Local Historic Landmarks


The Pennsylvania Hotel
300 4th Street North

HPC #01-01 - Designated February 2001

 

The 1925 Pennsylvania Hotel is significant for its association with the development of the tourism industry in St. Petersburg during the 1920s. Built during the city's golden era of hotels, the hotel with its 92 rooms and baths reflects the changing character of the city's lodging industry from small boarding homes such as those built in the 1910s to the larger sized hotels built during the Florida Land Boom Era. It was also one of the ten large hotels built in southern Pinellas County during the boom, seven of which were constructed in downtown St. Petersburg.

The Pennsylvania Hotel is also significant for its architectural association with the Chicago Style, a rare building style in St. Petersburg which blended art deco and classical influences. The Chicago Style emerged in the late nineteenth century and is embodied in the work of such notable architects as Daniel Burnham, Louis Sullivan, and the early designs of Frank Lloyd Wright. The Chicago Style represents the marriage of the latest in technological innovation (the use of structural steel and elevators) with the design principles of classicism. In addition, like other Chicago Style designs, the structural system of the Pennsylvania Hotel is expressed on the exterior grid iron pattern with vertical piers between the windows to emphasize height.
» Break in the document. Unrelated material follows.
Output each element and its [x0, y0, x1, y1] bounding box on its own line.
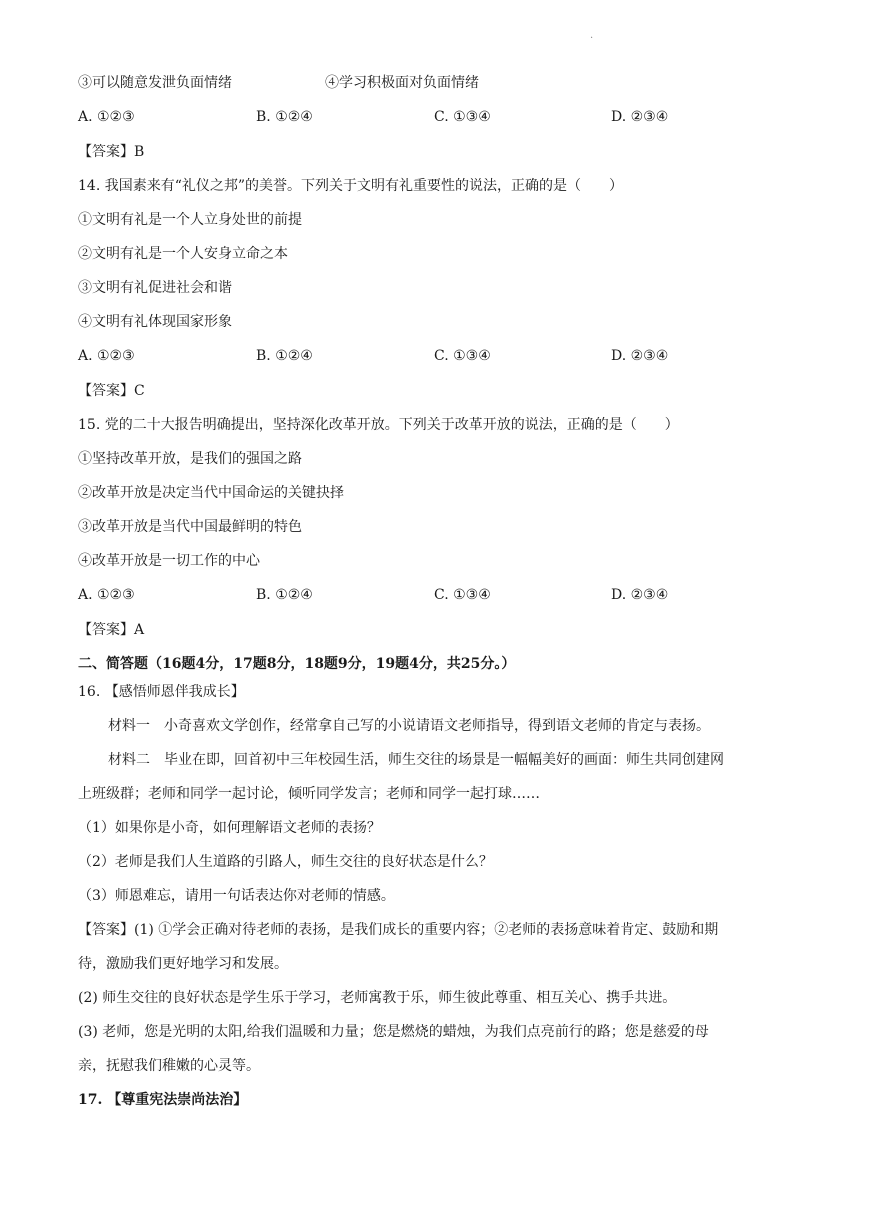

The exterior of the Pennsylvania Hotel remains much the same today as when it was built with three exceptions. The proportions of the principal facades show the base, shaft and capital proportions of classical design while the verticality of the detailing anticipates the art deco design trends that were soon to come into fashion. The primary wing is oriented in a north-south axis along Fourth Street North. The hotel was constructed utilizing a steel and brick structural system. It has a flat roof with a low parapet wall. The exterior walls of the principal facades are finished in a tan-gray brick, while the north facade and the west facade of the south wing are finished in stucco.

The Pennsylvania Hotel was built by Harry C. Case for $325,000 in 1925. Case was a Philadelphian hired to run the streetcars of St. Petersburg. To construct the building Case hired Franklin Mason, a New Yorker who in addition to his residential construction business, constructed the St. Petersburg Yacht Club in 1922 soon followed in the spring of the next year by the Mason (now Princess Martha) Hotel.

Harry Case lost the hotel in 1937 to Senator N.U. Bond, also a Pennsylvanian. N. U. (Ninian Ulysses) Bond was a teacher who later earned a law degree from the University of Michigan. After graduating, Bond entered the lumber business. During winter visits to St. Petersburg, Bond acquired valuable pieces of property including the Pennsylvania Hotel, the Sears-Roebuck Store Building and the Wilson-Chase department store building. Bond and his wife Martha Medlock of Kentucky would finally move to St. Petersburg on a permanent basis in 1940. At one point the Bonds owned and operated numerous hotels in St. Petersburg including the Pennsylvania Hotel, Ponce de Leon Hotel, the Bond Hotel, Colonial Hotel and The Old Bond Hotel now St. Anthony's Friary.